Le souvenir des Templiers qui les précédèrent et furent pour ces dernières marches païennes de l'Armorique des apôtres sans douceur, se retrouve aussi vivace dans les croix orientales de carrefours, dont les rameaux s'inscrivent dans un cercle à trois points, qui est le symbole de la Trinité.

 

Ces croix « tournantes » de granit noir, dont la décoration rappelle si peu la pittoresque bonhomie des calvaires cornouaillais, ajoutent à la triste grandeur du paysage.

Leur ombre s'étend au déclin du jour, sèche comme une géométrie, sur la terre écrasée du silence du soir.

 

Et les bourgs aussi sont silencieux et vides, hormis le dimanche, après la messe.

Ainsi Ploudaniel, où le Conseil tint longtemps ses séances dans l'ossuaire désaffecté, comme pour s'inspirer de l'avis des morts et mieux persévérer dans la voie tracée par les ancêtres, pour les temps des temps.

 

Nulle terre, mieux que ce Léon de l'Élorn, d'entre les anciennes châtellenies de Landerneau et du Daoudour, ne mérite cette appellation appliquée par Jullien à la Bretagne : Terre des morts.

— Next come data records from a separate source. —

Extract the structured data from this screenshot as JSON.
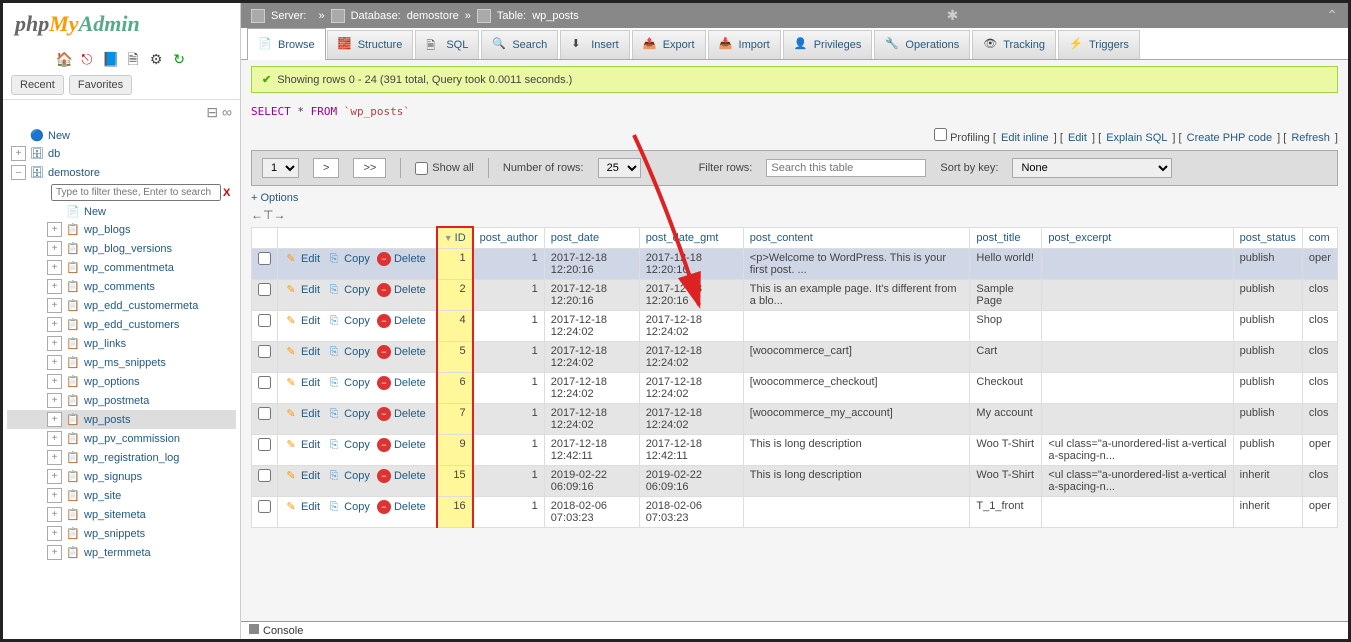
{
  "logo": {
    "php": "php",
    "my": "My",
    "admin": "Admin"
  },
  "sidebar": {
    "recent": "Recent",
    "favorites": "Favorites",
    "filter_placeholder": "Type to filter these, Enter to search",
    "new_label": "New",
    "nodes": [
      {
        "label": "New",
        "level": 1,
        "expand": "",
        "ico": "🔵"
      },
      {
        "label": "db",
        "level": 1,
        "expand": "+",
        "ico": "🗄"
      },
      {
        "label": "demostore",
        "level": 1,
        "expand": "–",
        "ico": "🗄"
      },
      {
        "label": "New",
        "level": 3,
        "expand": "",
        "ico": "📄",
        "filter_above": true
      },
      {
        "label": "wp_blogs",
        "level": 3,
        "expand": "+",
        "ico": "📋"
      },
      {
        "label": "wp_blog_versions",
        "level": 3,
        "expand": "+",
        "ico": "📋"
      },
      {
        "label": "wp_commentmeta",
        "level": 3,
        "expand": "+",
        "ico": "📋"
      },
      {
        "label": "wp_comments",
        "level": 3,
        "expand": "+",
        "ico": "📋"
      },
      {
        "label": "wp_edd_customermeta",
        "level": 3,
        "expand": "+",
        "ico": "📋"
      },
      {
        "label": "wp_edd_customers",
        "level": 3,
        "expand": "+",
        "ico": "📋"
      },
      {
        "label": "wp_links",
        "level": 3,
        "expand": "+",
        "ico": "📋"
      },
      {
        "label": "wp_ms_snippets",
        "level": 3,
        "expand": "+",
        "ico": "📋"
      },
      {
        "label": "wp_options",
        "level": 3,
        "expand": "+",
        "ico": "📋"
      },
      {
        "label": "wp_postmeta",
        "level": 3,
        "expand": "+",
        "ico": "📋"
      },
      {
        "label": "wp_posts",
        "level": 3,
        "expand": "+",
        "ico": "📋",
        "active": true
      },
      {
        "label": "wp_pv_commission",
        "level": 3,
        "expand": "+",
        "ico": "📋"
      },
      {
        "label": "wp_registration_log",
        "level": 3,
        "expand": "+",
        "ico": "📋"
      },
      {
        "label": "wp_signups",
        "level": 3,
        "expand": "+",
        "ico": "📋"
      },
      {
        "label": "wp_site",
        "level": 3,
        "expand": "+",
        "ico": "📋"
      },
      {
        "label": "wp_sitemeta",
        "level": 3,
        "expand": "+",
        "ico": "📋"
      },
      {
        "label": "wp_snippets",
        "level": 3,
        "expand": "+",
        "ico": "📋"
      },
      {
        "label": "wp_termmeta",
        "level": 3,
        "expand": "+",
        "ico": "📋"
      }
    ]
  },
  "breadcrumb": {
    "server_label": "Server:",
    "server_value": "",
    "database_label": "Database:",
    "database_value": "demostore",
    "table_label": "Table:",
    "table_value": "wp_posts"
  },
  "tabs": [
    {
      "label": "Browse",
      "active": true
    },
    {
      "label": "Structure"
    },
    {
      "label": "SQL"
    },
    {
      "label": "Search"
    },
    {
      "label": "Insert"
    },
    {
      "label": "Export"
    },
    {
      "label": "Import"
    },
    {
      "label": "Privileges"
    },
    {
      "label": "Operations"
    },
    {
      "label": "Tracking"
    },
    {
      "label": "Triggers"
    }
  ],
  "success_message": "Showing rows 0 - 24 (391 total, Query took 0.0011 seconds.)",
  "query": {
    "select": "SELECT",
    "star": "*",
    "from": "FROM",
    "table": "`wp_posts`"
  },
  "action_links": {
    "profiling": "Profiling",
    "edit_inline": "Edit inline",
    "edit": "Edit",
    "explain": "Explain SQL",
    "php": "Create PHP code",
    "refresh": "Refresh"
  },
  "controls": {
    "page": "1",
    "next_btn": ">",
    "last_btn": ">>",
    "show_all": "Show all",
    "num_rows_label": "Number of rows:",
    "num_rows": "25",
    "filter_label": "Filter rows:",
    "filter_placeholder": "Search this table",
    "sort_label": "Sort by key:",
    "sort_value": "None"
  },
  "options_link": "+ Options",
  "table_tools": "←⊤→",
  "columns": [
    "ID",
    "post_author",
    "post_date",
    "post_date_gmt",
    "post_content",
    "post_title",
    "post_excerpt",
    "post_status",
    "com"
  ],
  "row_action_labels": {
    "edit": "Edit",
    "copy": "Copy",
    "delete": "Delete"
  },
  "rows": [
    {
      "id": "1",
      "author": "1",
      "date": "2017-12-18 12:20:16",
      "gmt": "2017-12-18 12:20:16",
      "content": "<p>Welcome to WordPress. This is your first post. ...",
      "title": "Hello world!",
      "excerpt": "",
      "status": "publish",
      "com": "oper",
      "hover": true
    },
    {
      "id": "2",
      "author": "1",
      "date": "2017-12-18 12:20:16",
      "gmt": "2017-12-18 12:20:16",
      "content": "This is an example page. It's different from a blo...",
      "title": "Sample Page",
      "excerpt": "",
      "status": "publish",
      "com": "clos"
    },
    {
      "id": "4",
      "author": "1",
      "date": "2017-12-18 12:24:02",
      "gmt": "2017-12-18 12:24:02",
      "content": "",
      "title": "Shop",
      "excerpt": "",
      "status": "publish",
      "com": "clos"
    },
    {
      "id": "5",
      "author": "1",
      "date": "2017-12-18 12:24:02",
      "gmt": "2017-12-18 12:24:02",
      "content": "[woocommerce_cart]",
      "title": "Cart",
      "excerpt": "",
      "status": "publish",
      "com": "clos"
    },
    {
      "id": "6",
      "author": "1",
      "date": "2017-12-18 12:24:02",
      "gmt": "2017-12-18 12:24:02",
      "content": "[woocommerce_checkout]",
      "title": "Checkout",
      "excerpt": "",
      "status": "publish",
      "com": "clos"
    },
    {
      "id": "7",
      "author": "1",
      "date": "2017-12-18 12:24:02",
      "gmt": "2017-12-18 12:24:02",
      "content": "[woocommerce_my_account]",
      "title": "My account",
      "excerpt": "",
      "status": "publish",
      "com": "clos"
    },
    {
      "id": "9",
      "author": "1",
      "date": "2017-12-18 12:42:11",
      "gmt": "2017-12-18 12:42:11",
      "content": "This is long description",
      "title": "Woo T-Shirt",
      "excerpt": "<ul class=\"a-unordered-list a-vertical a-spacing-n...",
      "status": "publish",
      "com": "oper"
    },
    {
      "id": "15",
      "author": "1",
      "date": "2019-02-22 06:09:16",
      "gmt": "2019-02-22 06:09:16",
      "content": "This is long description",
      "title": "Woo T-Shirt",
      "excerpt": "<ul class=\"a-unordered-list a-vertical a-spacing-n...",
      "status": "inherit",
      "com": "clos"
    },
    {
      "id": "16",
      "author": "1",
      "date": "2018-02-06 07:03:23",
      "gmt": "2018-02-06 07:03:23",
      "content": "",
      "title": "T_1_front",
      "excerpt": "",
      "status": "inherit",
      "com": "oper"
    }
  ],
  "console_label": "Console"
}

On comprend qu'au nord des marais de Land-Gazel, dans le champ de Diribin d'où il exhuma des urnes « de fabrique romaine », emplies de cendres et d'ossements, au carrefour des routes du Folgoët à Saint-Méen et de Lesneven à Ploudaniel, Miorcec de Kerdanet ait cru trouver, il y a plus d'un siècle, les ruines du cimetière d'Occismor.